To see Brief Analyzer’s suggestions for relevant authorities missing from the brief, the user selects the “Suggested Content” tab at the top of the results screen. As the user looks at each of the suggested cases and authorities, the top of the case includes a concise explanation of why that authority is being suggested. The examples I saw during the demonstration included explanatory phrases such as “Is from the same court” and “Contains similar language like irreparable injury.”
Here again, this is a nice touch. Other brief analyzers often leave you guessing as to why they are suggesting a particular reference. These explanatory notes are straightforward time savers.
Included within Brief Analyzer’s suggested content are other briefs, meaning it suggests not only relevant authorities, but allows you to access other briefs that are on point to the section of the brief you are analyzing.
Also includes with suggested content are links to Bloomberg Law’s Practical Guidance suites, which are collections of practice tools designed to help lawyers get quickly up to speed on a topic. Within Brief Analyzer, these could be useful for an associate who does not have deep familiarity with a topic addressed in the brief. Later versions of Brief Analyzer will also include references to books and treatises within Bloomberg Law.
A third tab in the results screen – besides Cited in Argument and Suggested Content – is Opinion Search. The thinking here is that a lawyer reviewing a brief may not want to stop with the results suggested by Brief Analyzer, but may want to perform further research. By performing a search from within Brief Analyzer, the lawyer will get results tailored to the section of the brief currently displayed. This is a nice feature, and not one that other products have exactly.
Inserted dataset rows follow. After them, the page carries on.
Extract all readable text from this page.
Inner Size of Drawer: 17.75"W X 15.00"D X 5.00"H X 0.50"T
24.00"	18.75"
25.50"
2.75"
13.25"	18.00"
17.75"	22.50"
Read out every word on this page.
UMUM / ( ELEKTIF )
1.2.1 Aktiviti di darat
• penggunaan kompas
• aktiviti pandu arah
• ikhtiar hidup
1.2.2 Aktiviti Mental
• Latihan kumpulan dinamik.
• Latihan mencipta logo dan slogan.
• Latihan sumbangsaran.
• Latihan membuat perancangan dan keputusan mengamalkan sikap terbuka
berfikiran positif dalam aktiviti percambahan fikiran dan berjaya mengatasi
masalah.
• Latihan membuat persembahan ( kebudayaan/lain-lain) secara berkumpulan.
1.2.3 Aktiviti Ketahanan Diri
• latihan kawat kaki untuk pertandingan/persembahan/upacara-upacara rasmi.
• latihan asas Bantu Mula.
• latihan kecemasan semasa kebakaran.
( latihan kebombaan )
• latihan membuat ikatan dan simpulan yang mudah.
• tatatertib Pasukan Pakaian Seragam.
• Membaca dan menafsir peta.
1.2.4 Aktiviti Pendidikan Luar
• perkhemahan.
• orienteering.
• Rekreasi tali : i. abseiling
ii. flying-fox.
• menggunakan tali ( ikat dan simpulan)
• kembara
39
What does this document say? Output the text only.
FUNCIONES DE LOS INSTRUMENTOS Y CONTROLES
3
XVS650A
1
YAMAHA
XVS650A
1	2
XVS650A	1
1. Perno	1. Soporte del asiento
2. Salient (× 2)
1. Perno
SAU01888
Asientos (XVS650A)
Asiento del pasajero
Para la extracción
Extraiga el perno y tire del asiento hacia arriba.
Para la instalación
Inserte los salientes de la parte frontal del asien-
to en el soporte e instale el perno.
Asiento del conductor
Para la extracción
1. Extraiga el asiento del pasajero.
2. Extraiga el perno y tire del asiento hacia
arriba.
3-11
A concern with brief-analyzer tools is what happens to your brief after you upload it. Breda said that Brief Analyzer will give users a choice. If they want, it will store the document within their account. If they do not want it stored, the information will be deleted at the end of the search session. Either way, the document will be encrypted at all times and, if saved, stored in a highly secure data center.
As with other Bloomberg Law products, Brief Analyzer will be available to all subscribers as part of their subscription cost.
Breda said that Bloomberg Law will be putting a lot of work into developing Brief Analyzer over the coming months and getting it ready to launch. Given the other products already on the market, I suspect the company will be trying to have it ready as soon as can practically be done.
That said, the working prototype I saw demonstrated suggested that Brief Analyzer will be a strong competitor to the other products. As I described above, it has several nice features that the others do not. The jury will be out until we see the final product, but it looks like Bloomberg Law is on the right track.